Arya Borse

Personal information
- Full name: Arya Rajesh Borse
- Born: 2 December 2002 (age 23) Nashik, Maharashtra, India

Sport
- Sport: Shooting
- Event: 10 m air rifle

Medal record
Women's 10 m air rifle shooting
Representing India
Asian Championships
| Gold medal – first place | 2026 New Delhi | Team |
World Cup
| Gold medal – first place | 2025 Munich | Mixed team |
| Silver medal – second place | 2025 Lima | Mixed team |
| Silver medal – second place | 2025 Buenos Aires | Mixed team |
Junior World Cup
| Gold medal – first place | 2022 Suhl | Team |

= Arya Borse =

Indian sport shooter (born 2002)

Arya Rajesh Borse (born 2 December 2002) is an Indian sport shooter who competes in the 10 m air rifle discipline.
== Early life ==
Arya was born on 2 December 2002 in Nashik.
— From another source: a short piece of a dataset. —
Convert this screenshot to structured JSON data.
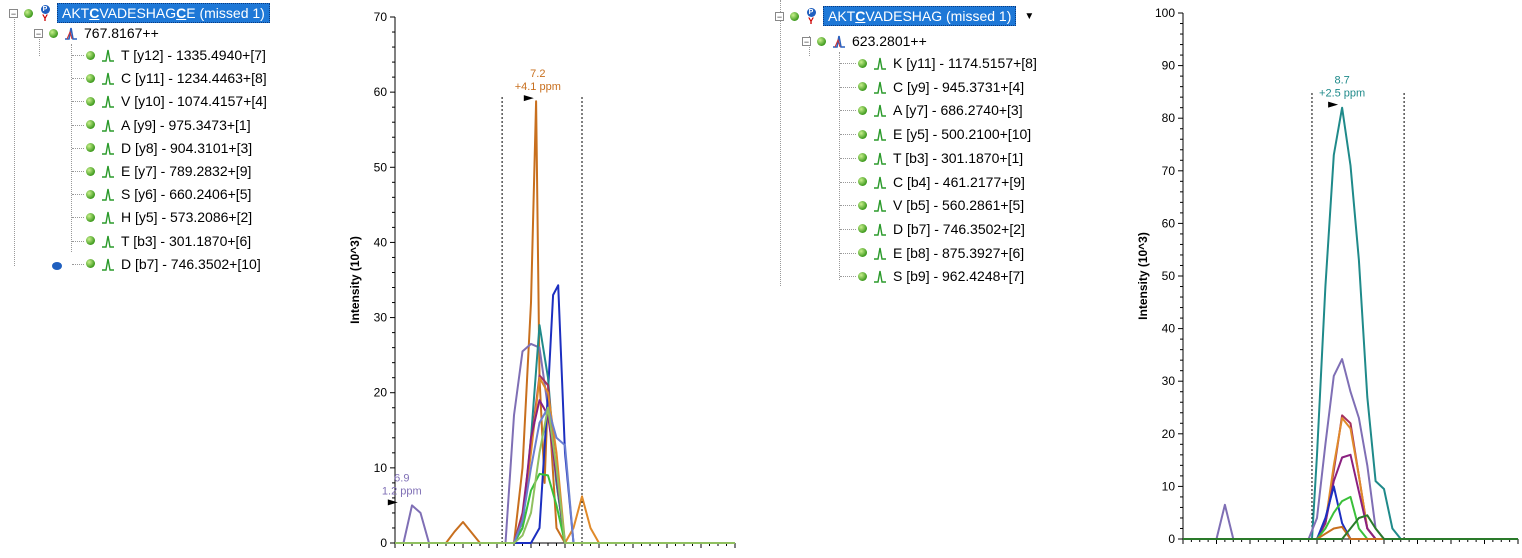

Her mother, Madhavi, is an English teacher; while Rajesh, her father previously worked in a bank. She developed an interest in sports during her school years and was enrolled in a pistol shooting club at Ashoka Universal School under coach Abhay Kamble, before switching to rifle shooting. Arya currently trains at the National Centre of Excellence (NCOE) in Delhi.
== Career ==
At the Junior World Cup in Suhl in 2022, Arya was part of the Indian women's air rifle team that won the gold medal. She later competed at senior level. At the 2025 World Cup in Munich, she partnered with Arjun Babuta in the 10 m air rifle mixed team event to win the gold medal, defeating the reigning Olympic champions from China. She also won silver medals in the same discipline at the 2025 World Cups in Lima and Buenos Aires with Rudrankksh Patil.